We do have 5-6 currently in circulation, including using it in our own pest control company.
The cost varies of course because we have different size trailers, but they can cost anywhere between $25,000 – $40,000.00.
I saw on your website that someone had asked about the availability to the consumer. We are mostly selling these directly to Pest Control companies to use in addition to their in home treatment. When using the Insect Inferno to heat treat beds, couches, tables and all upholstered furniture we are keeping homeowners from having to throw away household items, which can be very costly.
If you have any others questions, please contact me.
Corey and Sue Westrum
Insect Inferno, Inc.
Thanks, Corey and Sue, for answering my questions.
At $25-40K each, this is not a product aimed at consumers.
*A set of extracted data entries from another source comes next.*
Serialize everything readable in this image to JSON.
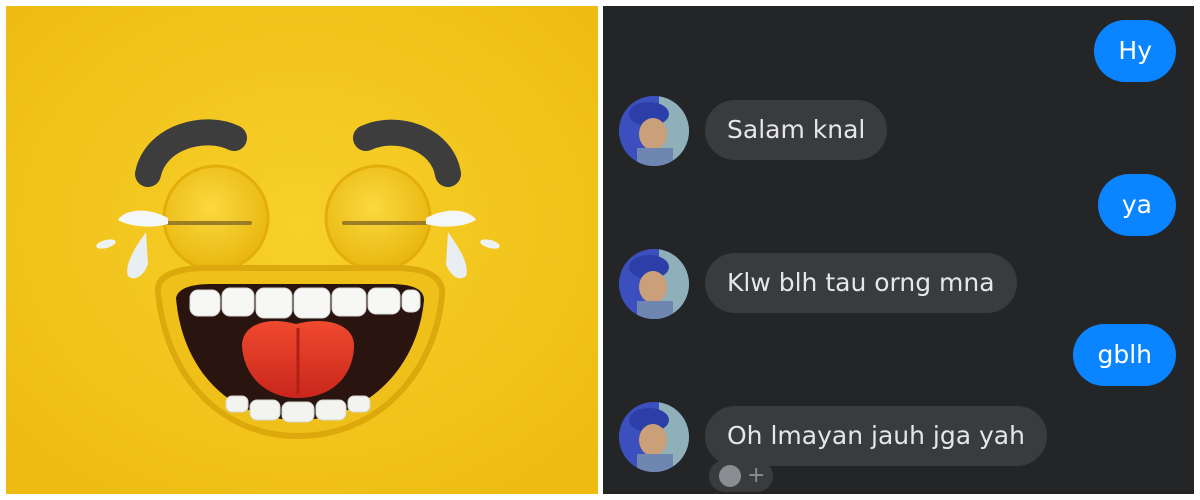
{
  "emoji": {
    "icon": "laughing-crying-face-icon",
    "background_color": "#f3c51d"
  },
  "chat": {
    "background_color": "#242526",
    "outgoing_color": "#0a84ff",
    "incoming_color": "#3a3b3c",
    "messages": [
      {
        "direction": "outgoing",
        "text": "Hy"
      },
      {
        "direction": "incoming",
        "text": "Salam knal"
      },
      {
        "direction": "outgoing",
        "text": "ya"
      },
      {
        "direction": "incoming",
        "text": "Klw blh tau orng mna"
      },
      {
        "direction": "outgoing",
        "text": "gblh"
      },
      {
        "direction": "incoming",
        "text": "Oh lmayan jauh jga yah"
      }
    ],
    "reaction_button": {
      "icon": "smiley-icon",
      "plus_icon": "plus-icon"
    }
  }
}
However, as Eve suggests in the forums, owning one would be something non-profits and social service agencies might consider, and for which they might be able to get a grant to fund.
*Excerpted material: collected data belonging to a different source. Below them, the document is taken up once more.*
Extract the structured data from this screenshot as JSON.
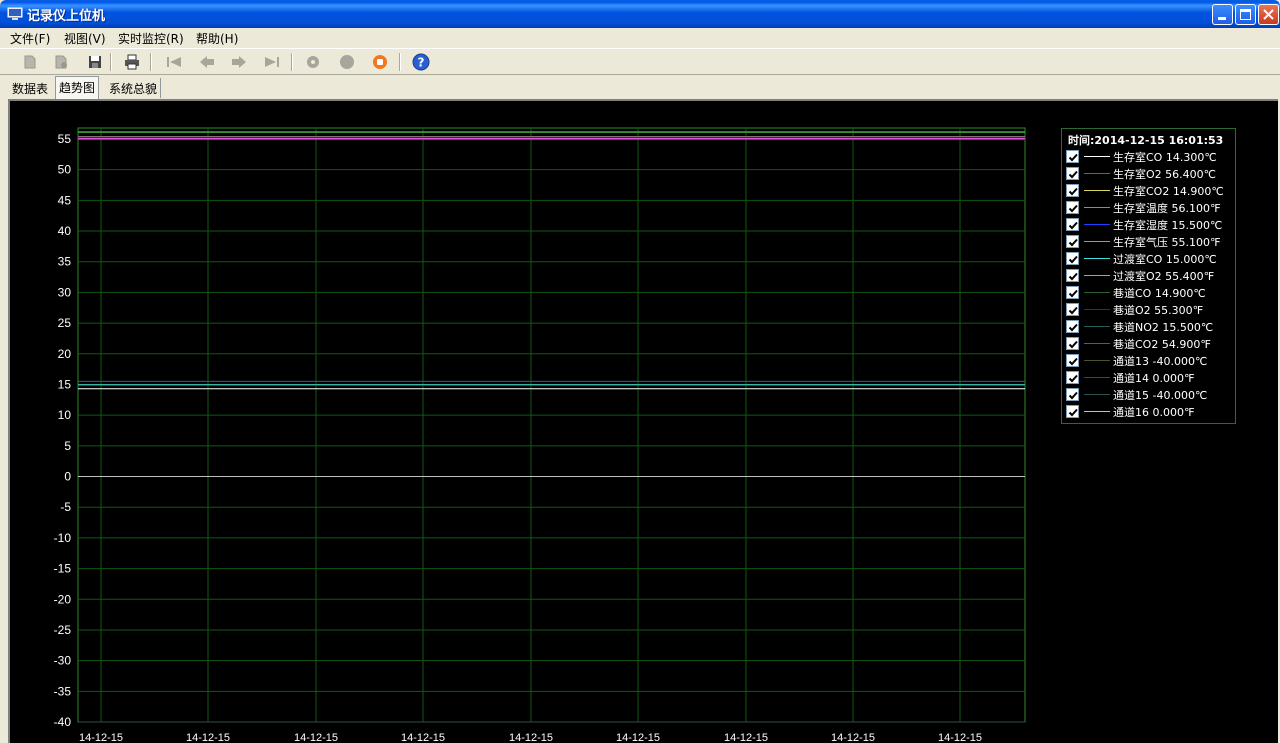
{
  "window": {
    "title": "记录仪上位机"
  },
  "menu": [
    {
      "label": "文件(F)"
    },
    {
      "label": "视图(V)"
    },
    {
      "label": "实时监控(R)"
    },
    {
      "label": "帮助(H)"
    }
  ],
  "toolbar": {
    "icons": [
      "open-icon",
      "find-icon",
      "save-icon",
      "print-icon",
      "first-icon",
      "prev-icon",
      "next-icon",
      "last-icon",
      "gear-icon",
      "record-icon",
      "stop-icon",
      "help-icon"
    ]
  },
  "tabs": [
    {
      "label": "数据表"
    },
    {
      "label": "趋势图"
    },
    {
      "label": "系统总貌"
    }
  ],
  "colors": {
    "background": "#000000",
    "grid": "#0F5A0F",
    "axis": "#2D8A2D",
    "axis_text": "#FFFFFF"
  },
  "legend": {
    "time": "时间:2014-12-15 16:01:53",
    "items": [
      {
        "label": "生存室CO 14.300℃",
        "color": "#FFFFFF"
      },
      {
        "label": "生存室O2 56.400℃",
        "color": "#FF2020"
      },
      {
        "label": "生存室CO2 14.900℃",
        "color": "#D8D860"
      },
      {
        "label": "生存室温度 56.100℉",
        "color": "#40C040"
      },
      {
        "label": "生存室湿度 15.500℃",
        "color": "#2040FF"
      },
      {
        "label": "生存室气压 55.100℉",
        "color": "#FF50FF"
      },
      {
        "label": "过渡室CO 15.000℃",
        "color": "#40E0E0"
      },
      {
        "label": "过渡室O2 55.400℉",
        "color": "#A0A0A0"
      },
      {
        "label": "巷道CO 14.900℃",
        "color": "#306030"
      },
      {
        "label": "巷道O2 55.300℉",
        "color": "#602020"
      },
      {
        "label": "巷道NO2 15.500℃",
        "color": "#206060"
      },
      {
        "label": "巷道CO2 54.900℉",
        "color": "#606030"
      },
      {
        "label": "通道13 -40.000℃",
        "color": "#505030"
      },
      {
        "label": "通道14 0.000℉",
        "color": "#603060"
      },
      {
        "label": "通道15 -40.000℃",
        "color": "#305050"
      },
      {
        "label": "通道16 0.000℉",
        "color": "#C0C0C0"
      }
    ]
  },
  "chart_data": {
    "type": "line",
    "ylim": [
      -40,
      55
    ],
    "y_ticks": [
      "55",
      "50",
      "45",
      "40",
      "35",
      "30",
      "25",
      "20",
      "15",
      "10",
      "5",
      "0",
      "-5",
      "-10",
      "-15",
      "-20",
      "-25",
      "-30",
      "-35",
      "-40"
    ],
    "x_ticks": [
      "14-12-15",
      "14-12-15",
      "14-12-15",
      "14-12-15",
      "14-12-15",
      "14-12-15",
      "14-12-15",
      "14-12-15",
      "14-12-15"
    ],
    "grid": true,
    "legend_position": "right",
    "series": [
      {
        "name": "生存室CO 14.300℃",
        "value": 14.3,
        "color": "#FFFFFF"
      },
      {
        "name": "生存室O2 56.400℃",
        "value": 56.4,
        "color": "#FF2020"
      },
      {
        "name": "生存室CO2 14.900℃",
        "value": 14.9,
        "color": "#D8D860"
      },
      {
        "name": "生存室温度 56.100℉",
        "value": 56.1,
        "color": "#40C040"
      },
      {
        "name": "生存室湿度 15.500℃",
        "value": 15.5,
        "color": "#2040FF"
      },
      {
        "name": "生存室气压 55.100℉",
        "value": 55.1,
        "color": "#FF50FF"
      },
      {
        "name": "过渡室CO 15.000℃",
        "value": 15.0,
        "color": "#40E0E0"
      },
      {
        "name": "过渡室O2 55.400℉",
        "value": 55.4,
        "color": "#A0A0A0"
      },
      {
        "name": "巷道CO 14.900℃",
        "value": 14.9,
        "color": "#306030"
      },
      {
        "name": "巷道O2 55.300℉",
        "value": 55.3,
        "color": "#602020"
      },
      {
        "name": "巷道NO2 15.500℃",
        "value": 15.5,
        "color": "#206060"
      },
      {
        "name": "巷道CO2 54.900℉",
        "value": 54.9,
        "color": "#606030"
      },
      {
        "name": "通道13 -40.000℃",
        "value": -40.0,
        "color": "#505030"
      },
      {
        "name": "通道14 0.000℉",
        "value": 0.0,
        "color": "#603060"
      },
      {
        "name": "通道15 -40.000℃",
        "value": -40.0,
        "color": "#305050"
      },
      {
        "name": "通道16 0.000℉",
        "value": 0.0,
        "color": "#C0C0C0"
      }
    ]
  }
}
Imagine a shelter that bakes guests’ belongings before they bed down, or a non-profit which helps people move without bringing bed bugs with them, or which bakes people’s possessions in order to help speed up home treatments?
Imagine being able to sell or give people bed bug-free secondhand mattresses and other furniture (as Eve suggests).
Could you use one as your moving truck?
And imagine the potential sales for a mattress or furniture-delivery firm that bakes its stock before delivery each morning. Many of us would consider paying a bit more if we knew we were getting a bed bug-free sofa or bed.
We’re always happy to see new tools that may be helpful in the war against bed bugs. Thanks again to the Westrums for answering my questions and providing the photos above.